Принесенная им стопка тетрадей остается лежать на столе в учительской.

И тут… тут происходит нечто неожиданное, совершенно невероятное! Гимназист выходит из-за скрывавших его шуб, он переглядывается со стариком Данетотычем. Тот делает еле заметный знак глазами: «Да». На цыпочках, неслышно, как подкрадывающийся леопард, гимназист одним броском оказывается в учительской. Что он там делает, мы не видим – он стоит к нам спиной, наклонив голову над столом. Через минуту-полторы он выходит из учительской, запихивая на ходу в карман пальто тетрадку. Он очень бледен, руки плохо слушаются его – дрожат. Проходя мимо нас, он прикладывает палец к губам, словно просит нас не выдавать его, не болтать о том, что мы видели. Вот он поравнялся с Данетотычем, быстро сунул ему что-то в руку… И – нет гимназиста, исчез!

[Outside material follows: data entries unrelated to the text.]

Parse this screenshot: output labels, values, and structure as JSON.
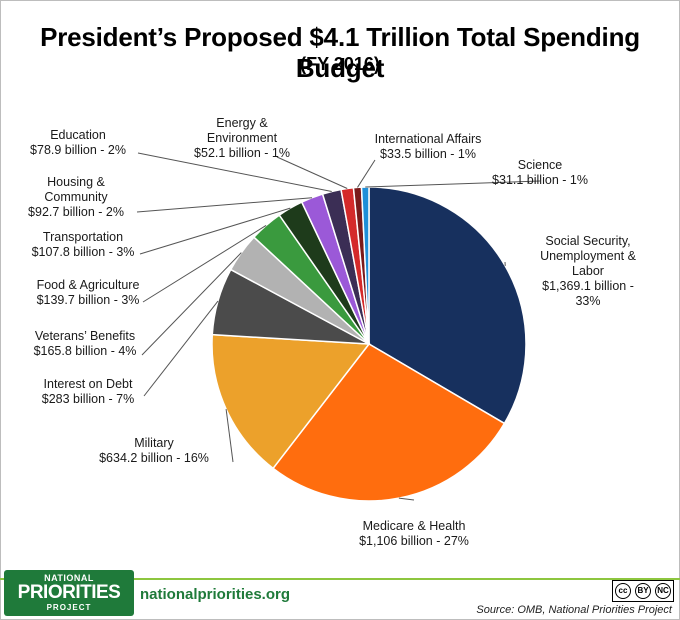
{
  "chart_data": {
    "type": "pie",
    "title": "President’s Proposed $4.1 Trillion Total Spending Budget",
    "subtitle": "(FY 2016)",
    "slices": [
      {
        "label_lines": [
          "Social Security,",
          "Unemployment &",
          "Labor",
          "$1,369.1 billion -",
          "33%"
        ],
        "value": 1369.1,
        "percent": 33,
        "color": "#17305e"
      },
      {
        "label_lines": [
          "Medicare & Health",
          "$1,106 billion - 27%"
        ],
        "value": 1106,
        "percent": 27,
        "color": "#ff6d0e"
      },
      {
        "label_lines": [
          "Military",
          "$634.2 billion - 16%"
        ],
        "value": 634.2,
        "percent": 16,
        "color": "#eca12b"
      },
      {
        "label_lines": [
          "Interest on Debt",
          "$283 billion - 7%"
        ],
        "value": 283,
        "percent": 7,
        "color": "#4b4b4b"
      },
      {
        "label_lines": [
          "Veterans’ Benefits",
          "$165.8 billion - 4%"
        ],
        "value": 165.8,
        "percent": 4,
        "color": "#b2b2b2"
      },
      {
        "label_lines": [
          "Food & Agriculture",
          "$139.7 billion - 3%"
        ],
        "value": 139.7,
        "percent": 3,
        "color": "#3a9a3e"
      },
      {
        "label_lines": [
          "Transportation",
          "$107.8 billion - 3%"
        ],
        "value": 107.8,
        "percent": 3,
        "color": "#1e3b1b"
      },
      {
        "label_lines": [
          "Housing &",
          "Community",
          "$92.7 billion - 2%"
        ],
        "value": 92.7,
        "percent": 2,
        "color": "#9b59d8"
      },
      {
        "label_lines": [
          "Education",
          "$78.9 billion - 2%"
        ],
        "value": 78.9,
        "percent": 2,
        "color": "#3b2e55"
      },
      {
        "label_lines": [
          "Energy &",
          "Environment",
          "$52.1 billion - 1%"
        ],
        "value": 52.1,
        "percent": 1,
        "color": "#d42a2a"
      },
      {
        "label_lines": [
          "International Affairs",
          "$33.5 billion - 1%"
        ],
        "value": 33.5,
        "percent": 1,
        "color": "#7a1a1a"
      },
      {
        "label_lines": [
          "Science",
          "$31.1 billion - 1%"
        ],
        "value": 31.1,
        "percent": 1,
        "color": "#1f8fd8"
      }
    ]
  },
  "footer": {
    "logo_line1": "NATIONAL",
    "logo_line2": "PRIORITIES",
    "logo_line3": "PROJECT",
    "website": "nationalpriorities.org",
    "cc_badges": [
      "cc",
      "BY",
      "NC"
    ],
    "source": "Source: OMB, National Priorities Project"
  }
}
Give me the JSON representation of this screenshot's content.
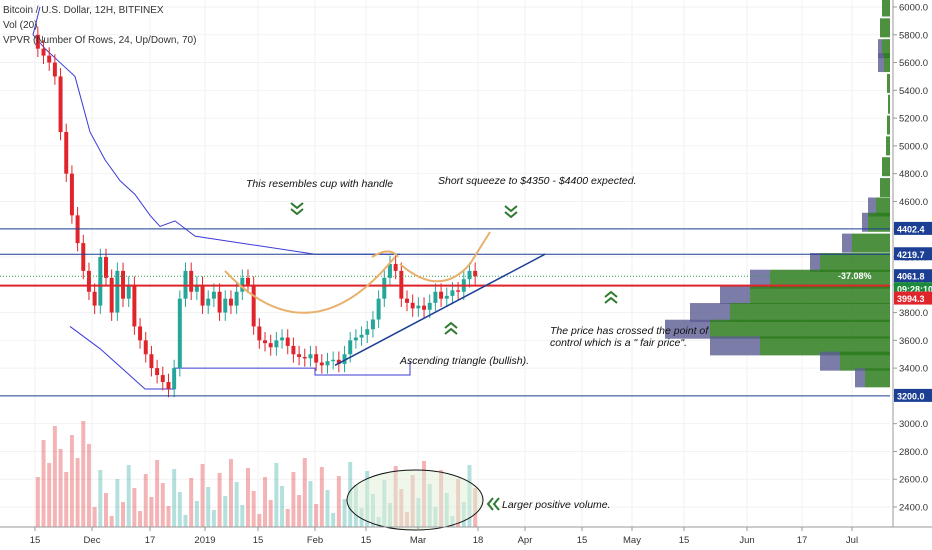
{
  "chart_data": {
    "type": "candlestick",
    "legend": {
      "line1": "Bitcoin / U.S. Dollar, 12H, BITFINEX",
      "line2": "Vol (20)",
      "line3": "VPVR (Number Of Rows, 24, Up/Down, 70)"
    },
    "yaxis": {
      "ticks": [
        6000,
        5800,
        5600,
        5400,
        5200,
        5000,
        4800,
        4600,
        4400,
        4200,
        4000,
        3800,
        3600,
        3400,
        3200,
        3000,
        2800,
        2600,
        2400
      ],
      "tick_labels": [
        "6000.0",
        "5800.0",
        "5600.0",
        "5400.0",
        "5200.0",
        "5000.0",
        "4800.0",
        "4600.0",
        "4400.0",
        "4200.0",
        "4000.0",
        "3800.0",
        "3600.0",
        "3400.0",
        "3200.0",
        "3000.0",
        "2800.0",
        "2600.0",
        "2400.0"
      ]
    },
    "xaxis": {
      "tick_labels": [
        "15",
        "Dec",
        "17",
        "2019",
        "15",
        "Feb",
        "15",
        "Mar",
        "18",
        "Apr",
        "15",
        "May",
        "15",
        "Jun",
        "17",
        "Jul"
      ]
    },
    "price_tags": [
      {
        "text": "4402.4",
        "color": "#1c3f94"
      },
      {
        "text": "4219.7",
        "color": "#1c3f94"
      },
      {
        "text": "4061.8",
        "color": "#1c3f94"
      },
      {
        "text": "09:28:10",
        "color": "#1b8a3d"
      },
      {
        "text": "3994.3",
        "color": "#e0242b"
      },
      {
        "text": "3200.0",
        "color": "#1c3f94"
      }
    ],
    "percent_label": "-37.08%",
    "horizontal_lines": [
      {
        "price": 4402.4,
        "color": "#1c3f94"
      },
      {
        "price": 4219.7,
        "color": "#1c3f94"
      },
      {
        "price": 4061.8,
        "color": "#2a9d4a",
        "style": "dotted"
      },
      {
        "price": 3994.3,
        "color": "#e0242b"
      },
      {
        "price": 3200.0,
        "color": "#1c3f94"
      }
    ],
    "annotations": {
      "cup": "This resembles cup with handle",
      "squeeze": "Short squeeze to $4350 - $4400 expected.",
      "poc_line1": "The price has crossed the point of",
      "poc_line2": "control which is a \" fair price\".",
      "triangle": "Ascending triangle (bullish).",
      "volume": "Larger positive volume."
    },
    "close_series": [
      5700,
      5650,
      5600,
      5500,
      5100,
      4800,
      4500,
      4300,
      4100,
      3950,
      3850,
      4200,
      4050,
      3800,
      4100,
      3900,
      4000,
      3700,
      3600,
      3500,
      3400,
      3350,
      3300,
      3250,
      3400,
      3900,
      4100,
      3950,
      4000,
      3850,
      3900,
      3950,
      3800,
      3900,
      3850,
      3950,
      4050,
      4000,
      3700,
      3600,
      3580,
      3550,
      3600,
      3620,
      3560,
      3500,
      3480,
      3470,
      3500,
      3440,
      3420,
      3450,
      3460,
      3430,
      3500,
      3600,
      3620,
      3640,
      3680,
      3750,
      3900,
      4050,
      4150,
      4100,
      3900,
      3870,
      3830,
      3850,
      3820,
      3870,
      3950,
      3900,
      3920,
      3960,
      3950,
      4040,
      4100,
      4061
    ],
    "colors": {
      "up": "#26a69a",
      "down": "#e0242b",
      "vwap_line": "#3a3ad6",
      "vpvr_up": "#2e7d1f",
      "vpvr_down": "#5b5b93",
      "arrow": "#2d7a2d",
      "curve": "#e8b06a"
    }
  }
}
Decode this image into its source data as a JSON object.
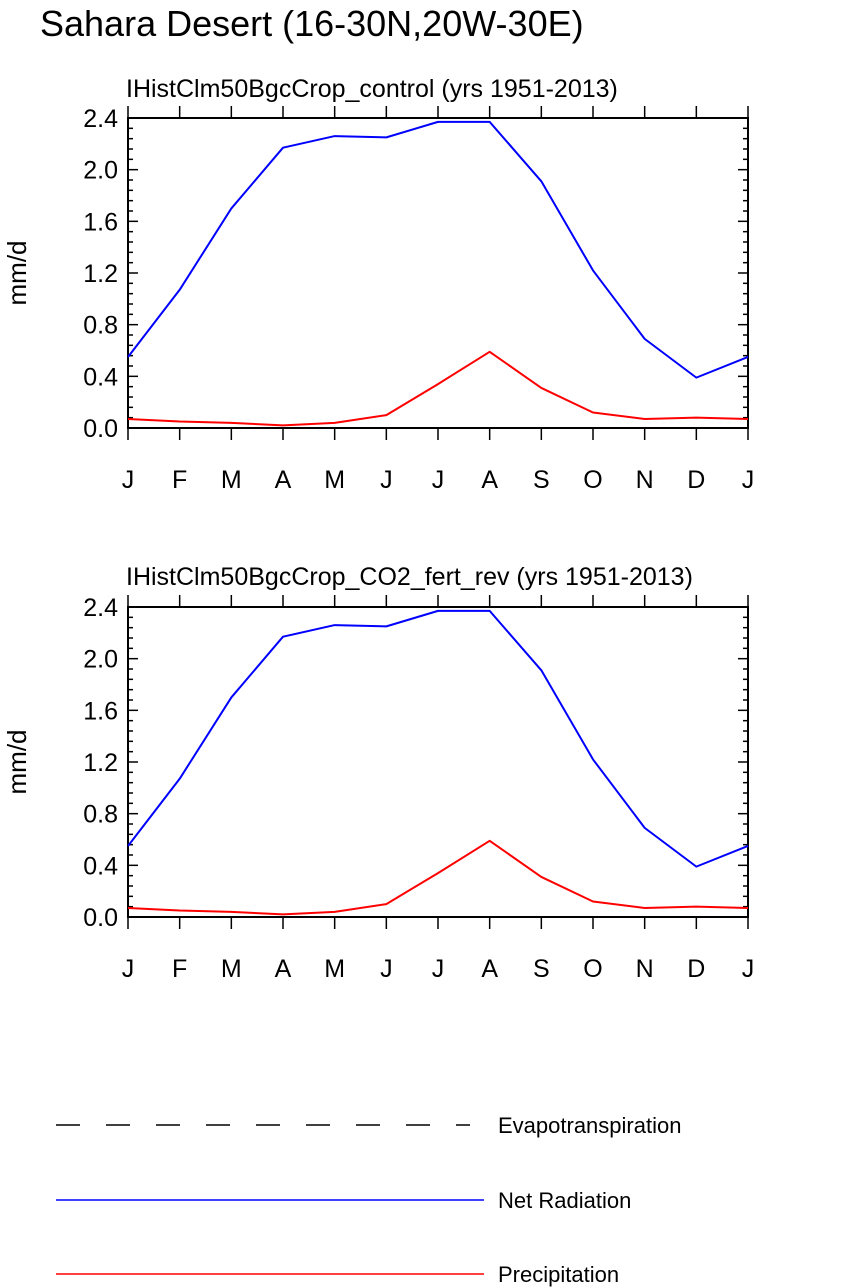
{
  "title": "Sahara Desert (16-30N,20W-30E)",
  "colors": {
    "net_radiation": "#0000ff",
    "precipitation": "#ff0000",
    "evapotranspiration": "#000000",
    "axis": "#000000",
    "background": "#ffffff"
  },
  "legend": {
    "placement": "bottom",
    "items": [
      {
        "label": "Evapotranspiration",
        "color": "#000000",
        "dash": "dashed"
      },
      {
        "label": "Net Radiation",
        "color": "#0000ff",
        "dash": "solid"
      },
      {
        "label": "Precipitation",
        "color": "#ff0000",
        "dash": "solid"
      }
    ]
  },
  "chart_data": [
    {
      "type": "line",
      "title": "IHistClm50BgcCrop_control (yrs 1951-2013)",
      "xlabel": "",
      "ylabel": "mm/d",
      "categories": [
        "J",
        "F",
        "M",
        "A",
        "M",
        "J",
        "J",
        "A",
        "S",
        "O",
        "N",
        "D",
        "J"
      ],
      "ylim": [
        0.0,
        2.4
      ],
      "yticks": [
        "0.0",
        "0.4",
        "0.8",
        "1.2",
        "1.6",
        "2.0",
        "2.4"
      ],
      "grid": false,
      "series": [
        {
          "name": "Net Radiation",
          "color": "#0000ff",
          "values": [
            0.55,
            1.07,
            1.7,
            2.17,
            2.26,
            2.25,
            2.37,
            2.37,
            1.91,
            1.22,
            0.69,
            0.39,
            0.55
          ]
        },
        {
          "name": "Precipitation",
          "color": "#ff0000",
          "values": [
            0.07,
            0.05,
            0.04,
            0.02,
            0.04,
            0.1,
            0.34,
            0.59,
            0.31,
            0.12,
            0.07,
            0.08,
            0.07
          ]
        }
      ]
    },
    {
      "type": "line",
      "title": "IHistClm50BgcCrop_CO2_fert_rev (yrs 1951-2013)",
      "xlabel": "",
      "ylabel": "mm/d",
      "categories": [
        "J",
        "F",
        "M",
        "A",
        "M",
        "J",
        "J",
        "A",
        "S",
        "O",
        "N",
        "D",
        "J"
      ],
      "ylim": [
        0.0,
        2.4
      ],
      "yticks": [
        "0.0",
        "0.4",
        "0.8",
        "1.2",
        "1.6",
        "2.0",
        "2.4"
      ],
      "grid": false,
      "series": [
        {
          "name": "Net Radiation",
          "color": "#0000ff",
          "values": [
            0.55,
            1.07,
            1.7,
            2.17,
            2.26,
            2.25,
            2.37,
            2.37,
            1.91,
            1.22,
            0.69,
            0.39,
            0.55
          ]
        },
        {
          "name": "Precipitation",
          "color": "#ff0000",
          "values": [
            0.07,
            0.05,
            0.04,
            0.02,
            0.04,
            0.1,
            0.34,
            0.59,
            0.31,
            0.12,
            0.07,
            0.08,
            0.07
          ]
        }
      ]
    }
  ]
}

Все это заняло считанные минуты. Мы стоим в полном оцепенении, не можем выговорить ни одного слова. Лишь взглянув на Мелю Норейко, мы, как по команде, начинаем хохотать. От испуга ли, от неожиданности всего происходящего Меля перестала жевать свой «недокушянный» бутерброд, челюсти ее остановились, и по обе стороны рта у нее свисают белые полоски ветчинного сала, как седые усы. Уткнувшись друг в друга, чтобы смех звучал глухо, мы хохочем не только оттого, что на Мелю в самом деле смешно смотреть, – в нашем смехе еще и разрядка после всего, что мы видели и что, конечно, нас взволновало.

Пока гимназист был в учительской и рылся в стопке тетрадей, принесенных Лапшой, мы буквально не дышали. Ведь его могли «накрыть» каждую минуту!

Теперь гимназист исчез, он уже в безопасности. И мы хохочем, глядя на Мелю, которая по-прежнему стоит, неподвижно держа во рту бутерброд, как собака.

Подойдя вплотную к Меле, Люся командует мрачным полушепотом:

– Сию минуту проглоти ветчину!

И Меля послушно глотает, едва не подавившись неразжеванным куском.

Тут уж наша смешливость усиливается до того, что мы, словно сговорившись, мчимся к выходной двери – на улицу. Там мы еще долго не можем успокоиться, хохочем все снова и снова.

Первой приходит в себя Стэфа Богушевич. Она внезапно переходит от бурной веселости к мрачному отчаянию.

– Ну, а мы? – спрашивает она, обводя нас всех взглядом.

И все мы, как оркестр, остановленный дирижером, сразу перестаем хохотать. Мало того, в каждую из нас впивается, как попавшая в цель стрела, та же мысль, которую не досказала Стэфа.

– Да… – бормочу я. – Правда… А как же мы?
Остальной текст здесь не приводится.